Cristiane Alkmin vai deixar o Cade para ser secretária da Fazenda de Goiás

Conselheira estava descontente com rumos do tribunal antitruste e assumirá pasta de Ronaldo Caiado (DEM)

Cristiane Alkmin
Conselheira do Cade Cristiane Alkmin em sabatina no Senado - Crédito Edilson Rodrigues/Agência Senado

A conselheira Cristiane Alkmin, do Conselho Administrativo de Defesa Econômica (Cade), aceitou convite do governador eleito de Goiás, Ronaldo Caiado (DEM), e será a secretária de Fazenda do Estado no próximo governo, renunciando a seu mandato na autarquia de Defesa da Concorrência.

A informação foi confirmada pela equipe de Caiado, que acrescentou que a indicação partiu do futuro ministro da Economia de Jair Bolsonaro (PSL), Paulo Guedes. Procurada, ela não atendeu às ligações da reportagem. Segundo o JOTA apurou, ela só renunciará no próximo ano.

Colunista do JOTA, Cristiane chegou ao Cade em setembro de 2015 por indicação de Joaquim Levy, então ministro da Fazenda do governo Dilma Rousseff (PT) e futuro presidente do Banco Nacional de Desenvolvimento Econômico e Social (BNDES).

Sua saída não surpreendeu aos colegas do antitruste. Ela já vinha apresentando sinais de insatisfação com os rumos que o tribunal administrativo vem tomando nos últimos tempos.

Na última sessão, realizada na quarta-feira passada, ela chegou a reclamar que não teria tido acesso ao estudo do Departamento de Estudos Econômicos (DEE/Cade) que subsidiou o despacho da Presidência a favor da instauração de um inquérito administrativo contra a Petrobras.

Frequentemente, a conselheira montava trincheira com o outro economista do Cade, João Paulo de Resende, em decisões nas quais, na maioria das vezes, acabava vencida pela maioria.

Não foram poucas as vezes nas quais chamou atenção dos conselheiros para a falta de uniformidade nas decisões e de critérios para cálculo de penas, especialmente em casos de cartel.

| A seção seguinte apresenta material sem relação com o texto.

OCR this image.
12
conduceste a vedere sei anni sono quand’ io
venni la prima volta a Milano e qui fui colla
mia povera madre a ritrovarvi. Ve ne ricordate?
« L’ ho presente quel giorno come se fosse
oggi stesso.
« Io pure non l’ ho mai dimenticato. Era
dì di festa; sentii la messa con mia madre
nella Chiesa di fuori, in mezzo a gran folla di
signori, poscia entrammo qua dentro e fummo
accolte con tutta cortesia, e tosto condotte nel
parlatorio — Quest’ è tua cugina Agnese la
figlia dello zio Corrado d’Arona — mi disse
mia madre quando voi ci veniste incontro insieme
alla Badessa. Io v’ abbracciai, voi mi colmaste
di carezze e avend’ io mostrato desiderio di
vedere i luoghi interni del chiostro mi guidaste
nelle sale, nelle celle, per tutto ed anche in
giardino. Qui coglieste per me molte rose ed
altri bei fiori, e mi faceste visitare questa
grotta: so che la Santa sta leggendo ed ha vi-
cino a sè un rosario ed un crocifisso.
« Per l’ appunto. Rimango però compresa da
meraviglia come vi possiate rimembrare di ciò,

Nas últimas semanas, a aproximação dela com Paulo Guedes chamou atenção de membros da equipe de transição. Enquanto alguns davam como certo um convite para compor a equipe do superministro de Bolsonaro, outros apostavam que ela estaria fazendo um papel de pacificadora diante da possibilidade de transferência do Cade da estrutura do Ministério da Justiça para o da Economia — o que acabou não se concretizando.

De acordo com o regimento, em caso de renúncia, uma nova nomeação será feita para completar o mandato do substituído. O mandato de Cristiane vai até 15 de setembro do ano que vem.

Outros quatro conselheiros também encerram seus mandatos em 2019: João Paulo de Resende, Paulo Burnier e Polyanna Vilanova. Sobrarão o presidente, Alexandre Barreto, Mauricio Bandeira Maia e Paula Farani.

Perfil

Cristiane Alkmin Junqueira Schmidt tem mestrado e doutorado em ciências econômicas pela Escola de Pós Graduação em Economia da Fundação Getúlio Vargas (EPGE/FGV/RJ). É professora de micro e macro para vários MBAs da FGV/RJ e de managerial economics para o MBA de Manchester Business School.

Foi secretária-adjunta da Seae/MF, gerente-geral de assuntos corporativos da Embratel, representante da área internacional do Ibre/FGV e diretora do departamento econômico do Family Office do Grupo Libra. Foi também consultora para empresas nacionais e organismos internacionais, como o Banco Mundial, através da Davanti Consultoria e Treinamento Econômico.

No exterior, trabalhou como gerente estratégica da Cementos Progreso, na Guatemala, diretora do departamento econômico da Compañia de Comércio e Exportación, em Porto Rico, e diretora adjunta da Autoridade de desenvolvimento Local, também em Porto Rico.